FIFA President Gianni Infantino held talks in Kuwait on Sunday about the country staging 2022 World Cup matches as he pushes to enlarge the Qatar tournament from 32 to 48 teams.
After meeting with the emir of Kuwait and soccer officials, Infantino flew to Qatar to see Qatari leaders on Monday about the prospect of overcoming the logistical and political complexities of adding 16 more teams to the hosting, which requires at least one additional Gulf country being used.
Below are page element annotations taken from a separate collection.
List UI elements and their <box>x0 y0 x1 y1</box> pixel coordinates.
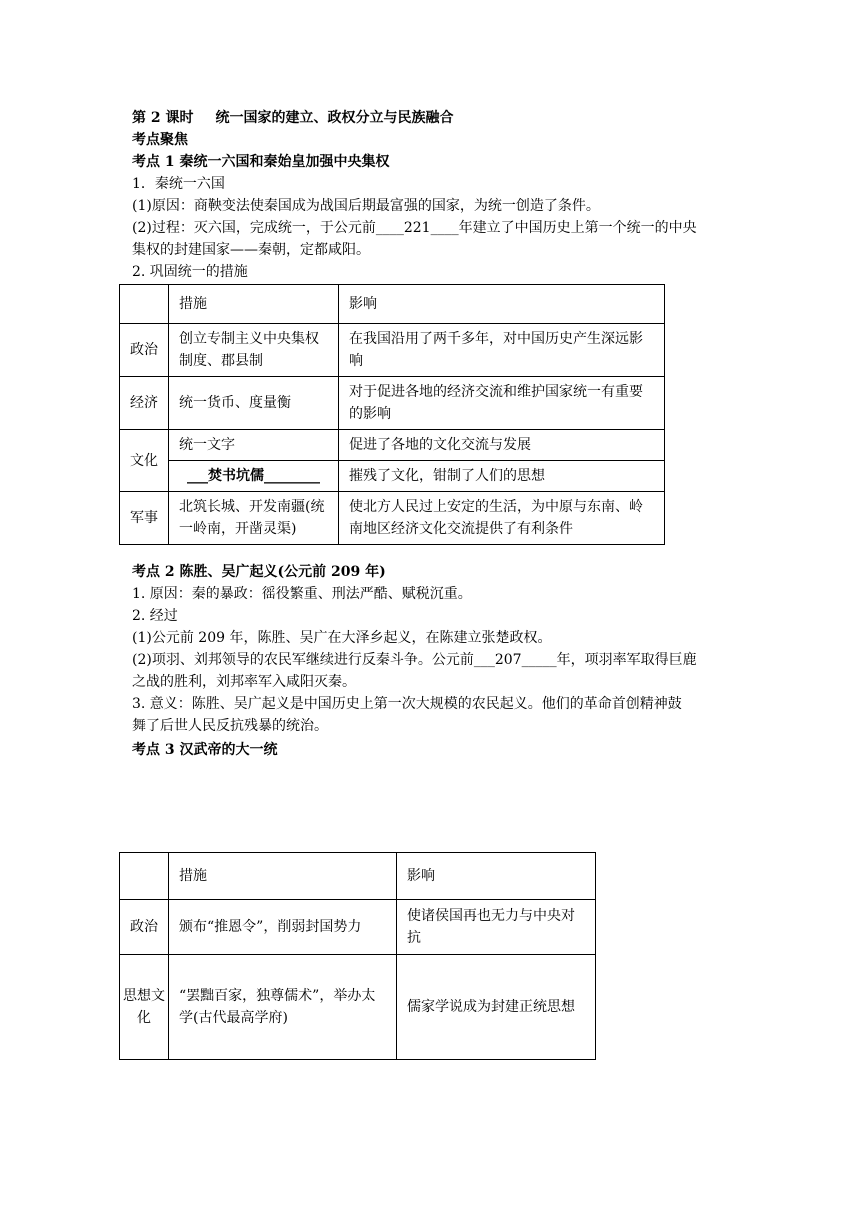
table-cell: 摧残了文化，钳制了人们的思想 <box>339 461 665 492</box>
table-cell: 儒家学说成为封建正统思想 <box>397 955 596 1060</box>
qin-measures-table <box>119 284 665 545</box>
point1-s2-title: 2. 巩固统一的措施 <box>132 264 248 280</box>
table-row <box>120 853 596 900</box>
header-measure: 措施 <box>169 853 397 900</box>
table-cell: 北筑长城、开发南疆(统一岭南，开凿灵渠) <box>169 492 339 545</box>
point2-process-title: 2. 经过 <box>132 608 178 624</box>
table-row <box>120 430 665 461</box>
table-row <box>120 461 665 492</box>
point1-s1-process-cont: 集权的封建国家——秦朝，定都咸阳。 <box>132 242 370 258</box>
table-cell: 统一文字 <box>169 430 339 461</box>
table-row <box>120 900 596 955</box>
point1-s1-process: (2)过程：灭六国，完成统一，于公元前____221____年建立了中国历史上第一个统一的中央 <box>132 220 697 236</box>
table-row <box>120 955 596 1060</box>
header-effect: 影响 <box>397 853 596 900</box>
table-row <box>120 492 665 545</box>
point2-heading: 考点 2 陈胜、吴广起义(公元前 209 年) <box>132 564 386 580</box>
row-label: 政治 <box>120 324 169 377</box>
point2-process-1: (1)公元前 209 年，陈胜、吴广在大泽乡起义，在陈建立张楚政权。 <box>132 630 552 646</box>
table-cell: 颁布“推恩令”，削弱封国势力 <box>169 900 397 955</box>
table-cell: 统一货币、度量衡 <box>169 377 339 430</box>
row-label: 经济 <box>120 377 169 430</box>
point1-s1-reason: (1)原因：商鞅变法使秦国成为战国后期最富强的国家，为统一创造了条件。 <box>132 198 600 214</box>
table-row <box>120 285 665 324</box>
header-effect: 影响 <box>339 285 665 324</box>
row-label: 政治 <box>120 900 169 955</box>
table-cell: 使北方人民过上安定的生活，为中原与东南、岭南地区经济文化交流提供了有利条件 <box>339 492 665 545</box>
header-measure: 措施 <box>169 285 339 324</box>
lesson-number: 第 2 课时 <box>132 110 194 126</box>
point1-s1-title: 1．秦统一六国 <box>132 176 225 192</box>
point2-process-2-cont: 之战的胜利，刘邦率军入咸阳灭秦。 <box>132 674 356 690</box>
table-cell: 使诸侯国再也无力与中央对抗 <box>397 900 596 955</box>
table-cell-answer: ___焚书坑儒________ <box>169 461 339 492</box>
lesson-name: 统一国家的建立、政权分立与民族融合 <box>215 110 454 126</box>
focus-heading: 考点聚焦 <box>132 132 188 148</box>
han-measures-table <box>119 852 596 1060</box>
point3-heading: 考点 3 汉武帝的大一统 <box>132 742 278 758</box>
row-label: 思想文化 <box>120 955 169 1060</box>
table-cell: “罢黜百家，独尊儒术”，举办太学(古代最高学府) <box>169 955 397 1060</box>
table-cell: 创立专制主义中央集权制度、郡县制 <box>169 324 339 377</box>
table-cell: 促进了各地的文化交流与发展 <box>339 430 665 461</box>
point2-significance-cont: 舞了后世人民反抗残暴的统治。 <box>132 718 328 734</box>
year-blank: ___207_____ <box>473 652 557 668</box>
row-label: 文化 <box>120 430 169 492</box>
point1-heading: 考点 1 秦统一六国和秦始皇加强中央集权 <box>132 154 390 170</box>
table-row <box>120 377 665 430</box>
table-row <box>120 324 665 377</box>
table-cell: 对于促进各地的经济交流和维护国家统一有重要的影响 <box>339 377 665 430</box>
point2-significance: 3. 意义：陈胜、吴广起义是中国历史上第一次大规模的农民起义。他们的革命首创精神鼓 <box>132 696 682 712</box>
point2-reason: 1. 原因：秦的暴政：徭役繁重、刑法严酷、赋税沉重。 <box>132 586 472 602</box>
lesson-title <box>132 107 732 129</box>
year-blank: ____221____ <box>375 220 459 236</box>
table-cell: 在我国沿用了两千多年，对中国历史产生深远影响 <box>339 324 665 377</box>
point2-process-2: (2)项羽、刘邦领导的农民军继续进行反秦斗争。公元前___207_____年，项羽率军取得巨鹿 <box>132 652 697 668</box>
row-label: 军事 <box>120 492 169 545</box>
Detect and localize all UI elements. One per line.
FIFA and Qatar have until June to come up with a joint proposal, but the concept is mired in complexities stemming from the blockade of Doha by neighbors. A FIFA internal report concluded last month that the United Arab Emirates, Bahrain and Saudi Arabia cannot join the hosting unless they restore the economic and travel ties with Qatar that were severed two years ago.
Kuwait and Oman have remained neutral in the dispute and were identified by a FIFA task force as potential hosts. But Oman’s foreign minister has said the country has no interest in staging games, leaving Kuwait as the only current viable option to cope with the Nov. 21 through Dec. 18 tournament featuring 16 additional games.
Infantino met with Kuwait’s ruler, Sheikh Sabah Al Ahmad Al Sabah, and the management of the Kuwait Football Association, FIFA said in a statement. The discussions were “about football in the country in general, but also about the FIFA World Cup 2022,” the world governing body said.
FIFA’s feasibility study into expanding the World Cup concluded last month that two stadiums in at least one additional country were required to cope with the demands of extra games. Kuwait City’s Jaber Al-Ahmad International Stadium has 60,000 seats but Sabah Al-Salem Stadium only 26,000 and requires upgrades.
Ahead of Infantino arriving in Doha, Qatari officials held a World Cup planning meeting on Sunday chaired by the ruling emir, Sheikh Tamim bin Hamad Al Thani.
“The latest Qatar 2022 developments were reviewed, including infrastructure projects, stadiums and security plans for the tournament,” said Qatar’s Supreme Committee for Delivery and Legacy.
But those plans are in flux amid Infantino’s determination to enlarge the tournament with less than four years to go until kickoff.
Qatar is still working on a 32-team tournament as it completes eight stadiums over just a 30-mile radius in the tiny nation with just 2.7 million people, most of them foreign workers.
Infantino said last week that he now believes there is only a 50% chance that the 2022 World Cup will see a fast-tracking of the jump to 48 teams that is already agreed to happen in 2026 when the United States, Canada and Mexico are joint hosts.